Another mistake people make in the correct understanding of the Mystical Union in the church is to think that the Christ in us is more important than the Christ outside us, and that we can replace the outer Christ with the inner Christ. So such people say I have the Holy Spirit in me I don’t need the Word.
But notice how Paul stresses over and over again the preaching of the Gospel.
It is the external Christ as he comes to us in his word and sacraments that becomes the internal Christ. that is to say without the constant nourishment of the Word, the Holy Spirit, Christ and faith are cast out of us by our wicked and sinful nature.
Paul reminds us that we must “mortify the flesh.”
The glory of our hope, the mystery of our faith, is this that Christ dwells in me. But this is accomplished only though the external Christ in His word and Sacraments
We often talk about the sacramental church. By this we mean that we are church that gathers around the sacraments as our strength and source. The early Christian church did not use the word sacrament but meant the same thing when they talked about the mysteries.
In Paul’s letters and in the early church the sacraments were called “the mysteries” because Paul makes it clear that the mystical union, Christ dwelling within us, is given to us in these sacraments.
Thus as we refer to ourselves as a sacramental church, they may well have referred to themselves as a mystical church. Mystical not in the sense that the word is meant today, but meaning those who make proper use of the mysteries, that is the sacraments.
Thus the Mystical Union is wrongly understood when the sacraments become either too important to the exclusion of teaching the word, or too unimportant so that they are regarded as simply a ritual in which nothing really happens.
3. This theosis, this becoming of God, means growing in the holiness and righteousness.
The mormons and eastern mystics also talk about becoming god. But their goal is mistaken. They seek to become like god in authority or in power or in abandonment of the material. Paul and scripture show us that becoming the image of God is to grow in love and righteousness and holiness. It is in these things that we become the image of God.
Thus because Paul grows in the image of God we see him delighting to suffer for others, as he confess in our text: ” I now rejoice in my sufferings for you, and fill up in my flesh what is lacking in the afflictions of Christ, for the sake of His body”

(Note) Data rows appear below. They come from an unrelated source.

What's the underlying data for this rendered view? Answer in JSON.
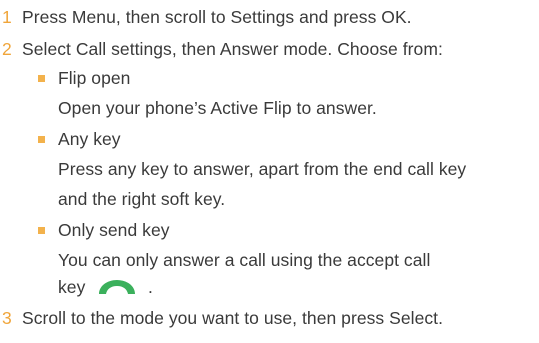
{
  "colors": {
    "text": "#3a3a3a",
    "accent": "#f0a53a",
    "bullet": "#f3b24c",
    "call_icon": "#3bb05c"
  },
  "steps": [
    {
      "number": "1",
      "text": "Press Menu, then scroll to Settings and press OK."
    },
    {
      "number": "2",
      "text": "Select Call settings, then Answer mode. Choose from:",
      "options": [
        {
          "title": "Flip open",
          "description_lines": [
            "Open your phone’s Active Flip to answer."
          ]
        },
        {
          "title": "Any key",
          "description_lines": [
            "Press any key to answer, apart from the end call key",
            "and the right soft key."
          ]
        },
        {
          "title": "Only send key",
          "description_lines": [
            "You can only answer a call using the accept call",
            "key"
          ],
          "trailing_icon": "accept-call-icon",
          "trailing_text": "."
        }
      ]
    },
    {
      "number": "3",
      "text": "Scroll to the mode you want to use, then press Select."
    }
  ]
}
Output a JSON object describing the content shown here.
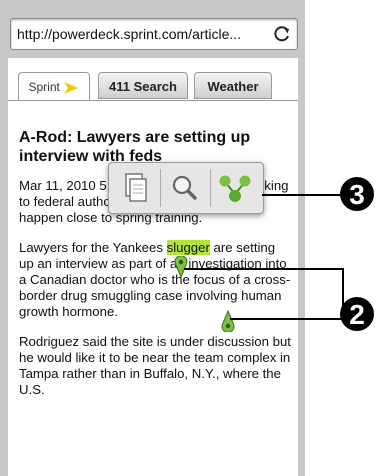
{
  "browser": {
    "url": "http://powerdeck.sprint.com/article...",
    "refresh_icon": "refresh-icon"
  },
  "tabs": [
    {
      "label": "Sprint",
      "active": true
    },
    {
      "label": "411 Search",
      "active": false
    },
    {
      "label": "Weather",
      "active": false
    }
  ],
  "article": {
    "headline": "A-Rod: Lawyers are setting up interview with feds",
    "para1": "Mar 11, 2010 5:... TAMPA, Fla. - A... be talking to federal authorities, and he hopes it will happen close to spring training.",
    "para2_pre": "Lawyers for the Yankees ",
    "para2_hl": "slugger",
    "para2_post": " are setting up an interview as part of an investigation into a Canadian doctor who is the focus of a cross-border drug smuggling case involving human growth hormone.",
    "para3": "Rodriguez said the site is under discussion but he would like it to be near the team complex in Tampa rather than in Buffalo, N.Y., where the U.S."
  },
  "selection_toolbar": {
    "icons": [
      "copy-icon",
      "search-icon",
      "share-icon"
    ]
  },
  "callouts": {
    "badge_top": "3",
    "badge_bottom": "2"
  },
  "colors": {
    "highlight": "#b4e43a",
    "handle": "#7cc242",
    "sprint_yellow": "#f5c400"
  }
}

Does this seem odd to you, that Paul would say seemingly, “by my suffering I fill what is lacking in Christ?”
As strange as this may sound it is nothing compared to what Paul has already claimed. That we should be gods. That God should dwell in us. That God should die to reconcile us. All of these things are far more shocking than that Paul should through his suffering fill what is lacking in Christ.
After all it is not Paul who is doing this but Christ who dwells in him. Look at what he says in the last verse, ” striving according to His working which works in me mightily.” It is God’s work , and God’s power that is at work though Paul. Even though it is Paul who suffers it is God who accomplishes.

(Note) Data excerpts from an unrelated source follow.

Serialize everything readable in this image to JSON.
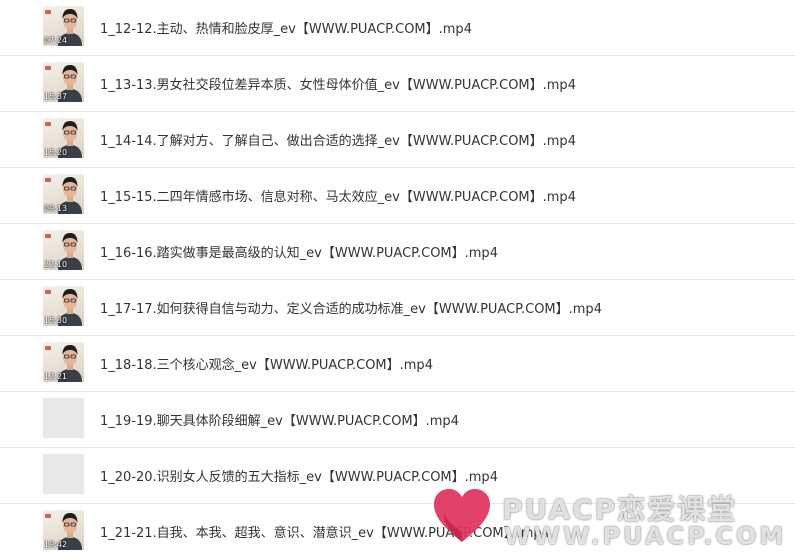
{
  "files": [
    {
      "name": "1_12-12.主动、热情和脸皮厚_ev【WWW.PUACP.COM】.mp4",
      "duration": "07:24",
      "thumbnail": "video-frame"
    },
    {
      "name": "1_13-13.男女社交段位差异本质、女性母体价值_ev【WWW.PUACP.COM】.mp4",
      "duration": "15:37",
      "thumbnail": "video-frame"
    },
    {
      "name": "1_14-14.了解对方、了解自己、做出合适的选择_ev【WWW.PUACP.COM】.mp4",
      "duration": "15:20",
      "thumbnail": "video-frame"
    },
    {
      "name": "1_15-15.二四年情感市场、信息对称、马太效应_ev【WWW.PUACP.COM】.mp4",
      "duration": "09:13",
      "thumbnail": "video-frame"
    },
    {
      "name": "1_16-16.踏实做事是最高级的认知_ev【WWW.PUACP.COM】.mp4",
      "duration": "22:10",
      "thumbnail": "video-frame"
    },
    {
      "name": "1_17-17.如何获得自信与动力、定义合适的成功标准_ev【WWW.PUACP.COM】.mp4",
      "duration": "15:30",
      "thumbnail": "video-frame"
    },
    {
      "name": "1_18-18.三个核心观念_ev【WWW.PUACP.COM】.mp4",
      "duration": "12:21",
      "thumbnail": "video-frame"
    },
    {
      "name": "1_19-19.聊天具体阶段细解_ev【WWW.PUACP.COM】.mp4",
      "duration": "",
      "thumbnail": "placeholder"
    },
    {
      "name": "1_20-20.识别女人反馈的五大指标_ev【WWW.PUACP.COM】.mp4",
      "duration": "",
      "thumbnail": "placeholder"
    },
    {
      "name": "1_21-21.自我、本我、超我、意识、潜意识_ev【WWW.PUACP.COM】.mp4",
      "duration": "19:42",
      "thumbnail": "video-frame"
    }
  ],
  "watermark": {
    "brand": "PUACP恋爱课堂",
    "url": "WWW.PUACP.COM",
    "icon": "heart-logo-icon",
    "color": "#e0325a"
  },
  "colors": {
    "text": "#333333",
    "divider": "#e9e9e9",
    "placeholder_thumb": "#e8e8e8"
  }
}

But what Paul means is this:
There is nothing insufficient in the work of Christ. There is nothing lacking in His work of redemption for us. All is paid, all is finished. But now that forgiveness has to be preached, those saints must be brought into the house of God.
There is nothing lacking in the work of Christ, but now His body, which is the church is not yet complete. And for this end Paul suffers and labors that through the preaching of the Gospel the saints might be brought to Christ and Christ might dwell in them and His body might be complete.
Thus once again Christ is all fullness and all fullness dwell in him. He who reigns above the heavens lives in our hearts and is transforming us day by day into His image. For this reason we also with Paul suffer. We suffer for one another. We suffer for the preaching of the gospel. Yet it is not we but Christ who works through us, so that He who is all in all might also be all in all within us as well.